En 2018 déjà, RSF notait que les Pays-Bas n’échappaient pas à la tendance générale, qui voit une détérioration de la liberté de la presse en Europe, après l’attentat contre le siège du journal De Telegraaf (journal avec la diffusion la plus importante du pays) à Amsterdam dans la nuit du 25 au 26 juin 2018. L’attentat, qui n’a pas fait de victimes, intervenait quelques jours seulement après une première attaque menée contre les bureaux de deux autres journaux néerlandais d’Amsterdam, Panorama et Nieuwe Revu. “Un coup porté à la presse et à la démocratie néerlandaise" réagissait le Premier ministre Mark Rutte.
Des arrestations ont depuis été menées, notamment au sein de la Mocro Maffia, basée aux Pays-Bas. De nombreux journalistes restent cependant sous protection policière.

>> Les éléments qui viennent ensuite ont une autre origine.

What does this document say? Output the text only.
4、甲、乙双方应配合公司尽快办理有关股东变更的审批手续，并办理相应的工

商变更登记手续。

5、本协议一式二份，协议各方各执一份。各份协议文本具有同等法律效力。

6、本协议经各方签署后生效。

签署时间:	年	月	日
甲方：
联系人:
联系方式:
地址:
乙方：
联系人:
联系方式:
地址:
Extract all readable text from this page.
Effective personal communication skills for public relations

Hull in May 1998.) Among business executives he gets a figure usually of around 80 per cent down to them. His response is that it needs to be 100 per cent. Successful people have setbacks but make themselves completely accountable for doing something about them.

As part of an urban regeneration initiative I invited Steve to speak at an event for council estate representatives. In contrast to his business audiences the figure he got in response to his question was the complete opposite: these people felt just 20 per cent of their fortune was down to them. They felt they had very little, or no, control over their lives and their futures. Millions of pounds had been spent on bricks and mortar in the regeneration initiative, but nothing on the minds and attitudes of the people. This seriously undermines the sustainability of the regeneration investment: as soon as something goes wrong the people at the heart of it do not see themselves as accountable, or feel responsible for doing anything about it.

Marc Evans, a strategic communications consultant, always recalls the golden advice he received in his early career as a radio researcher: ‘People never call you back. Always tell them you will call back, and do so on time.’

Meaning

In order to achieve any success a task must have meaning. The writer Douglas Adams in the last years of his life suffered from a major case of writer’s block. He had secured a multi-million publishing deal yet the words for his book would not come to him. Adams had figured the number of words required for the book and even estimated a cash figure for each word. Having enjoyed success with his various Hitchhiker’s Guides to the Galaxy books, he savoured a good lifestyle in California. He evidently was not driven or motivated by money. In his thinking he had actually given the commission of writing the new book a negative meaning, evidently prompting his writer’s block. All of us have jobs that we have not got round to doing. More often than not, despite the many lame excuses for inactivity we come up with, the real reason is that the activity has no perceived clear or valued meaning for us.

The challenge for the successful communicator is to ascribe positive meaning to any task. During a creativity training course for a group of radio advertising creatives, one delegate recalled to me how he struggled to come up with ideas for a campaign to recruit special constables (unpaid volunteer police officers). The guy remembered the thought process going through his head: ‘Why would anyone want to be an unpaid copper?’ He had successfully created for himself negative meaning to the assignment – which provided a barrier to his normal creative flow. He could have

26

Plus récemment, un blogueur pakistanais en exil au Pays-Bas a été attaqué et menacé de mort devant son domicile. Alors qu’il rentrait chez lui à Rotterdam, Ahmad Waqass Goray, qui écrit notamment sur les violations des droits de l’homme et des cas de tortures perpétrés par l’armée pakistanaise et l’ISI (services secrets pakistanais), a été agressé le 2 février 2020 avec un motus operandi qui ressemblerait fortement à celui des services secrets pakistanais.
Il est alors essentiel que les Pays-Bas continuent à jouer un rôle exemplaire, d’autant plus dans un contexte européen où le danger est réel pour la liberté de la presse.